MAP: Dominion Energy and its partners are surveying an alternative route for part of the controversial Atlantic Coast natural-gas pipeline. The current path is in blue, the alternative in black. Map submitted by Dominion to the Federal Energy Regulatory Commission.
MAP: Dominion Energy and its partners are surveying an alternative route for part of the controversial Atlantic Coast natural-gas pipeline. The current path is in blue, the alternative in black. Map submitted by Dominion to the Federal Energy Regulatory Commission.
February 19, 2015

RICHMOND, Va. - Dominion Energy and its partners say they are surveying an alternative route for part of the controversial Atlantic Coast natural-gas pipeline. Opponents say it's not an improvement. The new route would send the 42-inch pipeline south of the current proposed path in Randolph and Pocahontas counties of West Virginia and in Highland County, Virginia.

Rick Webb, coordinator with the Dominion Pipeline Monitoring Coalition, says the alternative route would miss some environmentally-sensitive areas. But he says it would send the pipeline through land that's more cut up, harder and riskier to build in and it would cross more difficult waterways.

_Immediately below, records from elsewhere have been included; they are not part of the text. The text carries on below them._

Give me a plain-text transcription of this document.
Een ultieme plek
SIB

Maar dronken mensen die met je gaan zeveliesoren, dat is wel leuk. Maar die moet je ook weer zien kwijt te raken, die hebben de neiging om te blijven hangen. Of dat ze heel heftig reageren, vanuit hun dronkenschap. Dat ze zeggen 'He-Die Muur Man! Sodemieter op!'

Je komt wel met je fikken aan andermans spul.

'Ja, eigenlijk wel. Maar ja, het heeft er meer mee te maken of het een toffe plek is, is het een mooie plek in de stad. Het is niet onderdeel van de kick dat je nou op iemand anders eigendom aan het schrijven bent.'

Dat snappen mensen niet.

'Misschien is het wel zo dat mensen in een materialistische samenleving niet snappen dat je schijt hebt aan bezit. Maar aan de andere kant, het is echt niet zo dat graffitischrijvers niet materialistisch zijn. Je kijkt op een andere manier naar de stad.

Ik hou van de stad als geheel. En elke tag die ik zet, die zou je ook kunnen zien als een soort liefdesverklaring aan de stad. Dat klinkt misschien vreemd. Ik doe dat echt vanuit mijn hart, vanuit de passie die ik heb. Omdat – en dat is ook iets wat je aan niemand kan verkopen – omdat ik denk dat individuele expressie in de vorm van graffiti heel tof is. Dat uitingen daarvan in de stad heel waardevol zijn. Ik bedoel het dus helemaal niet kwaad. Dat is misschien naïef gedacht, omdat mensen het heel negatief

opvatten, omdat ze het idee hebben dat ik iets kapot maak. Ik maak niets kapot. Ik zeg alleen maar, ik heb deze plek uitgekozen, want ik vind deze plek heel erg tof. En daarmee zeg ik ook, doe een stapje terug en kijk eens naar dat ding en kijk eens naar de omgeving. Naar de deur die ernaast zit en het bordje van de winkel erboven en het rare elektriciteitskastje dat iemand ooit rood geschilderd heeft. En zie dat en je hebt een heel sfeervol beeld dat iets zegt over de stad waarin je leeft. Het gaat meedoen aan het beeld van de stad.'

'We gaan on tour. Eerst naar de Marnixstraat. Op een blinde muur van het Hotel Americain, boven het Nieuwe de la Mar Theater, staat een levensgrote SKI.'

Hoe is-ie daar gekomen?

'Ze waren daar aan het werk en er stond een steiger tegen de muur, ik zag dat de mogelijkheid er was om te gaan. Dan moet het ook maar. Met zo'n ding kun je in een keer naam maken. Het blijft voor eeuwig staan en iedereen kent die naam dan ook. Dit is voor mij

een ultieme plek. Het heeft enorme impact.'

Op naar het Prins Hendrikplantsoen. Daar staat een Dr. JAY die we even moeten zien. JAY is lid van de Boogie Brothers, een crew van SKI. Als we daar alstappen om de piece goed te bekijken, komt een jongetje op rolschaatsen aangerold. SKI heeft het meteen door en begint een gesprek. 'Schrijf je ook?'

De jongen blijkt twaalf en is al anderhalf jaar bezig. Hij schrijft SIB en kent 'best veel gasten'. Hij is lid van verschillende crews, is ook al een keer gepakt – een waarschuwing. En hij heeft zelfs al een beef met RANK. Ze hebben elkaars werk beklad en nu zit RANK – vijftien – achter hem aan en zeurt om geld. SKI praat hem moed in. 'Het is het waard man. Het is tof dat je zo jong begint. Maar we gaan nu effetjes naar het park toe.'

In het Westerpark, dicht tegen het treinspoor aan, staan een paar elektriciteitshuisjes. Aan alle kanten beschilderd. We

"It would involve crossing the Greenbrier River just south of Cass," says Webb. "It would cross the Jackson River and Back Creek in Virginia, where the rivers are much larger than the previous route would have crossed."

The $5 billion, 550-mile pipeline would carry 1.5 billion cubic feet of gas a day from northern West Virginia as far as North Carolina. Dominion says it would lower natural-gas prices, which should create jobs.

The new route would go nearer to Snowshoe ski resort. It would avoid much of the Monongahela National Forest but go through more national forest land in Virginia. Beth Little with the Eight Rivers Council in Pocahontas County says Forest Service rules might actually be behind the new path.

"Not having an alternative is violating national forest regulation," says Webb. "They might have to throw out an alternative just to satisfy that and still pick their preferred route."

The pipeline has provoked intense opposition from Virginia landowners. The old route would cross Pen Goodall's sheep farm, which straddles the state border. He's being sued for refusing to allow Dominion surveyors onto his land, but says he'd rather go to jail than let them survey.

"I'm going to stand my ground because it will just totally destroy everything I have ever done," Goodall says. "My farm has around 32 springs on it, and creeks and once it's gone, it's gone."

According to Webb, the company is having trouble getting the pipeline approved, but he says it doesn't seem to care much what landowners such as Goodall think.

"I don't think public opinion is the problem," Webb says. "It's the legal issues. Some of these landscapes have protections. Dominion is going to have problems. It's not going to be able to circumvent dealing with these issues."